From the Red Notebook: 2. Don't Move

Don't Move

Jack moved India slowly behind him, whispering, “Don’t move.”

Drool fell silently to the ground as the wolf took another step towards them. 

India peered over Jack’s shoulder in time to see the wolf peel back its lips revealing ghost white fangs. It was panting; ragged short breaths passing out of it’s open maw. The wolf’s whole body to jerk and twitch ever few breaths. It looked like it had just walked out of someone’s nightmare.

The wolf let out a growl as it continued to stare at them with its mad eyes. 

Jack had his hunting knife in his left hand, in his right was a fist-sized rock, which, without looking, he handed back to India. He muttered, “Here, just incas-“

The wolf attacked.

Jack attempted to lift the knife just as he was laid low by the beast, but it was too quick. The knife flew through the air landing well out of Jack’s reach. 

He would have felt the wolf’s hot, fowl breaths as they rapidly passed over his neck and face, if it weren’t for the pain the exploded through his senses. His left arm was deep in the wolf’s mouth and it was being torn apart.

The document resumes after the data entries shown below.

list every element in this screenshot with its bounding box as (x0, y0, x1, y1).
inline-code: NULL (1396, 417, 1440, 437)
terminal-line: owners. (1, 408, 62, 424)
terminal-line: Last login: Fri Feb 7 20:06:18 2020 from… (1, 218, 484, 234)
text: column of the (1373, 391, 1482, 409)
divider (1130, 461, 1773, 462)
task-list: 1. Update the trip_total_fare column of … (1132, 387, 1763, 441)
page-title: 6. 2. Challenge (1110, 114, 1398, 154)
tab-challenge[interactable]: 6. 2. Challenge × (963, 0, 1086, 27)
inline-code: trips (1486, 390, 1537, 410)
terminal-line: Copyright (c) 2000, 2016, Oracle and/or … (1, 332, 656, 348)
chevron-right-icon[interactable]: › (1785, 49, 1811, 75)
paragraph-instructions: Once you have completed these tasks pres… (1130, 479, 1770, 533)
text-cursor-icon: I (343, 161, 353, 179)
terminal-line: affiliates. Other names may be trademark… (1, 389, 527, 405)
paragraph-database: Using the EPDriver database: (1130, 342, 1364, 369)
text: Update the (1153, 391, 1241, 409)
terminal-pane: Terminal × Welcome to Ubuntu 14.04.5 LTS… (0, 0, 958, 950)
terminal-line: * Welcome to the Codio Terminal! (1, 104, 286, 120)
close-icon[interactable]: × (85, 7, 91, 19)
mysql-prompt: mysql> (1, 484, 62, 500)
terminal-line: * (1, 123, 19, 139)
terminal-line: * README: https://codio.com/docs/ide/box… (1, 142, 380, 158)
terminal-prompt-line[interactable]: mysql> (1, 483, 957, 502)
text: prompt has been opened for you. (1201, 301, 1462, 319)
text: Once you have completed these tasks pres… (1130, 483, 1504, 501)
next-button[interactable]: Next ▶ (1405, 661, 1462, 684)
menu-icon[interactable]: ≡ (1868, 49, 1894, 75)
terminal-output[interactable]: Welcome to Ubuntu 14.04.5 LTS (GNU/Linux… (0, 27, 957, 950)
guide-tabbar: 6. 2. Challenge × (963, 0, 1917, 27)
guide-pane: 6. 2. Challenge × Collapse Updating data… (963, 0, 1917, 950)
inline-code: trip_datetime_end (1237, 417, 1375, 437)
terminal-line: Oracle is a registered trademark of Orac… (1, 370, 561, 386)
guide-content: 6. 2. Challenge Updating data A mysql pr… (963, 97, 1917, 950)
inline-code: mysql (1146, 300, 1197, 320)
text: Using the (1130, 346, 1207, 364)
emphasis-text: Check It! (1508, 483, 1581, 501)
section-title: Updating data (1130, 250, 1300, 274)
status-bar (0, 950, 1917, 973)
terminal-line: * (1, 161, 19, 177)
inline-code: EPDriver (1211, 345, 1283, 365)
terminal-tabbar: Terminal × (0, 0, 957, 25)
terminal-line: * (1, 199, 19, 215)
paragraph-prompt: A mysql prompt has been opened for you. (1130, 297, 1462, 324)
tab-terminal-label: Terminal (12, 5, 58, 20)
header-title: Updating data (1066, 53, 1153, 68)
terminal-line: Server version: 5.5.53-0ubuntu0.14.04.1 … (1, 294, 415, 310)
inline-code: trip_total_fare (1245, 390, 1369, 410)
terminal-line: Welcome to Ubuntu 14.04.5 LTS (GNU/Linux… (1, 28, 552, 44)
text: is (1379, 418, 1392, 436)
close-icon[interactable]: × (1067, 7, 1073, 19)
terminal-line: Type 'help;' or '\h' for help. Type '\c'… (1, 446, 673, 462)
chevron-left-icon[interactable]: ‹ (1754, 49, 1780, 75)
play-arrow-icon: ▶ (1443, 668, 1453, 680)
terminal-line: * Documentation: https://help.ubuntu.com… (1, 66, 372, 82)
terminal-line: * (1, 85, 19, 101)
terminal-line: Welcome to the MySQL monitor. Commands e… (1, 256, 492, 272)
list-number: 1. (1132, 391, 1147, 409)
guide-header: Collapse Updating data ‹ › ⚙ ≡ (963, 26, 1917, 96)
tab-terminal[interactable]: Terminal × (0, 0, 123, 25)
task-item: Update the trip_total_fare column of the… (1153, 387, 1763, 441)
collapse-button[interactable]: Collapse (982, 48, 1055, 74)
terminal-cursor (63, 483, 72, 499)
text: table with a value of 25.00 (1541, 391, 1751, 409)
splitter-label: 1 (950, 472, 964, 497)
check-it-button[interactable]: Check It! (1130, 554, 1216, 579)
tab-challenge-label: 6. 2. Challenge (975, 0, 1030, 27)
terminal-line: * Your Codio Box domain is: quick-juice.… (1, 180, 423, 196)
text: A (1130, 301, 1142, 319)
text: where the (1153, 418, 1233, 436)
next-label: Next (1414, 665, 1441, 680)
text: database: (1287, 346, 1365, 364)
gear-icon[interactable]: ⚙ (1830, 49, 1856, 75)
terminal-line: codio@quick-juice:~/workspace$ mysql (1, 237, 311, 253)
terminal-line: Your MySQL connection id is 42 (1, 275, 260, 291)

In the distance Jack heard someone shouting. After the attack he would realize that the screams that ripped through the calm evening were his own. He had vague memories of striking the wolf with his right hand and attempting to kick up at it with his legs, both of which had little effect. 

He only had one clear memory of the attack:

India had thrown the rock, it glanced off the wolf’s brow, it only seemed to have was increasing the animal’s ferocity. 

A cold, raw feeling was spreading across the left side of his body while the fangs tore into his flesh, a wildfire of pain swept over Jack’s mind. 

The wolf only let go for a moment, possibly to readjust and tear deeper into Jack’s arm, possibly to turn it’s attention to his waiting throat. It did neither. A dark shape slammed into the wolf’s side. 

Jack could see nothing, his eyes closed in agony. A sharp yelp escaped into the ever darker forest.  

Still prone Jack used every ounce of will power to crack open an eye.

India came into focus as she scrambled away from the wolf, stopping in a crouch next to Jack. The moon slowly rose in the sky illuminating the hilt of the knife where it protruded from the wolf’s side. 

The wolf lay there, still alive for the moment, it’s ragged breathing finally slowing.

India had already begun to wrap her sweater around the tattered remains of Jack's arm when his consciousness began to slide away. He looked up at her, as she became blurry and then gradually faded to black.